崩れ落ち動かぬ屍を見つめる海斗の目は怜悧な輝きを宿し、油断無く周囲を警戒する。 一度目の時とは違うその姿は、確かな成長を感じさせた。
周囲に敵対者の気配がないことを確認し気を緩める。
危険がないと判断出来た今、気にかかるのは遺体がどのようにしてその痕跡を消すのか、だ。

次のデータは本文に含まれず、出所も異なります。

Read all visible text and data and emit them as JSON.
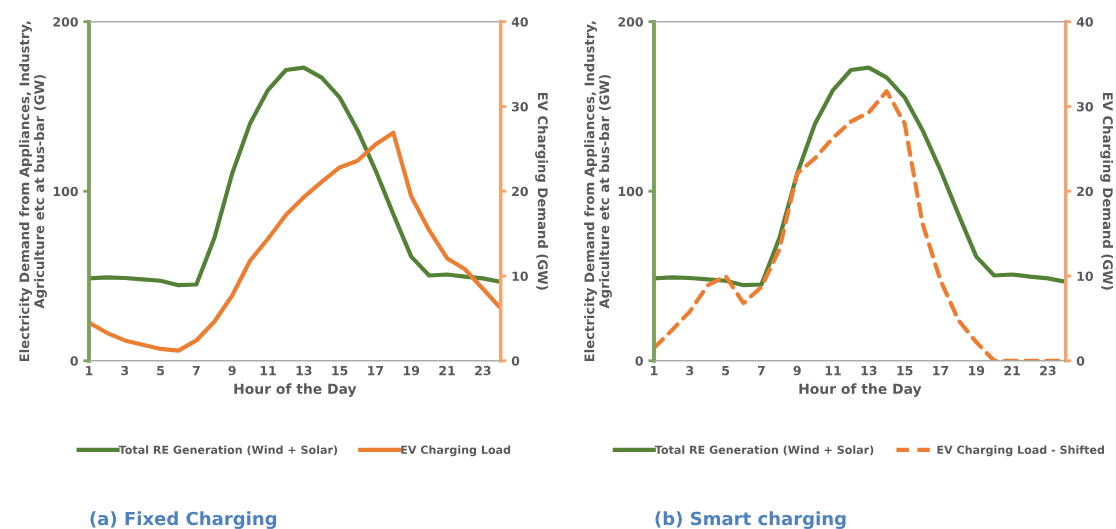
{
  "chart_data": [
    {
      "type": "line",
      "xlabel": "Hour of the Day",
      "ylabel": "Electricity Demand from Appliances, Industry, Agriculture etc at bus-bar (GW)",
      "y2label": "EV Charging Demand (GW)",
      "x": [
        1,
        2,
        3,
        4,
        5,
        6,
        7,
        8,
        9,
        10,
        11,
        12,
        13,
        14,
        15,
        16,
        17,
        18,
        19,
        20,
        21,
        22,
        23,
        24
      ],
      "xlim": [
        1,
        24
      ],
      "xticks": [
        1,
        3,
        5,
        7,
        9,
        11,
        13,
        15,
        17,
        19,
        21,
        23
      ],
      "ylim": [
        0,
        200
      ],
      "yticks": [
        0,
        100,
        200
      ],
      "y2lim": [
        0,
        40
      ],
      "y2ticks": [
        0,
        10,
        20,
        30,
        40
      ],
      "series": [
        {
          "name": "Total RE Generation (Wind + Solar)",
          "color": "#538135",
          "line_style": "solid",
          "values": [
            48.6,
            49.2,
            48.8,
            48,
            47.2,
            44.6,
            45,
            72.2,
            110.5,
            140,
            159.7,
            171.5,
            172.9,
            167,
            155.4,
            136,
            112.5,
            86.5,
            61.4,
            50.3,
            50.9,
            49.6,
            48.6,
            46.6
          ]
        },
        {
          "name": "EV Charging Load",
          "color": "#ed7d31",
          "axis": "y2",
          "line_style": "solid",
          "values": [
            4.5,
            3.3,
            2.4,
            1.9,
            1.4,
            1.2,
            2.4,
            4.6,
            7.7,
            11.8,
            14.4,
            17.2,
            19.3,
            21.1,
            22.8,
            23.6,
            25.5,
            26.9,
            19.4,
            15.4,
            12.1,
            10.8,
            8.5,
            6.2
          ]
        }
      ],
      "legend": "bottom",
      "grid": false,
      "marker": "none",
      "annotations": [
        "(a) Fixed Charging"
      ]
    },
    {
      "type": "line",
      "xlabel": "Hour of the Day",
      "ylabel": "Electricity Demand from Appliances, Industry, Agriculture etc at bus-bar (GW)",
      "y2label": "EV Charging Demand (GW)",
      "x": [
        1,
        2,
        3,
        4,
        5,
        6,
        7,
        8,
        9,
        10,
        11,
        12,
        13,
        14,
        15,
        16,
        17,
        18,
        19,
        20,
        21,
        22,
        23,
        24
      ],
      "xlim": [
        1,
        24
      ],
      "xticks": [
        1,
        3,
        5,
        7,
        9,
        11,
        13,
        15,
        17,
        19,
        21,
        23
      ],
      "ylim": [
        0,
        200
      ],
      "yticks": [
        0,
        100,
        200
      ],
      "y2lim": [
        0,
        40
      ],
      "y2ticks": [
        0,
        10,
        20,
        30,
        40
      ],
      "series": [
        {
          "name": "Total RE Generation (Wind + Solar)",
          "color": "#538135",
          "line_style": "solid",
          "values": [
            48.6,
            49.2,
            48.8,
            48,
            47.2,
            44.6,
            45,
            72.2,
            110.5,
            140,
            159.7,
            171.5,
            172.9,
            167,
            155.4,
            136,
            112.5,
            86.5,
            61.4,
            50.3,
            50.9,
            49.6,
            48.6,
            46.6
          ]
        },
        {
          "name": "EV Charging Load - Shifted",
          "color": "#ed7d31",
          "axis": "y2",
          "line_style": "dashed",
          "values": [
            1.5,
            3.6,
            5.8,
            8.9,
            10,
            6.8,
            8.7,
            13.1,
            22.1,
            23.9,
            26.3,
            28.2,
            29.3,
            31.8,
            28,
            16.2,
            9.5,
            4.8,
            2.2,
            0,
            0,
            0,
            0,
            0
          ]
        }
      ],
      "legend": "bottom",
      "grid": false,
      "marker": "none",
      "annotations": [
        "(b) Smart charging"
      ]
    }
  ]
}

ティセはダンジョンに吸収されると言っていたが、実際にそれを確認してはいない。
疑っている訳ではないが、どうやって消えるのかは知っておきたいところだ。
目の前に意識を戻すと、幻想的な光景に思わず心が奪われる。
――ゴブリンは少しずつ光の粒へと変わり、空気に溶けていく。
淡く儚いその輝きはファンタジー以外の何ものでもない。
「本当にゲームの世界みたいだな……」
思わず口を突いて出た言葉。
一時期流行ったゲームの世界への転生や転移といったエンタメ作品を思い出す。
自分もそんな世界に迷い込んでしまったのではないかと考えてしまう。
ただどちらにした所でこれはゲームやアニメではない、現実だ。
海斗は苦笑いを浮かべると、ティセを伴い歩き出す。浮かんで来た考えを振り切るように探索を再開した。
その後、特に問題もなく順調に探索が進む。
海斗は精神をすり減らす二度の戦闘を経験した。
精神的な疲労は肉体に影響を及ぼすものだ、しかし海斗は疲労を全く感じていなかった。
それどころか、戦いを経る毎に身体が軽くなっている気さえする。
ますますゲームの世界みたいだ。海斗は苦笑いし、その考えを振り払う。
自分で感じている以上に疲れているのかもしれない。
順調過ぎる探索具合に一度休憩を挟んでも良いかもしれないと考える。
足を止めティセに声をかけようとした瞬間――
「いやぁあああああああ!!」
海斗の耳に女性の悲鳴が届いた。
どこか聞き覚えのあるような声。その発生源は近い。
「マスター!!」
「ああ……行くぞティセ!!」
脳裏に姿さえ残さず消え去った犠牲者の姿が浮かび――
海斗は胸元へと飛び込んで来たティセと共に、悲鳴の聞こえた方へと全速力で駆け出した。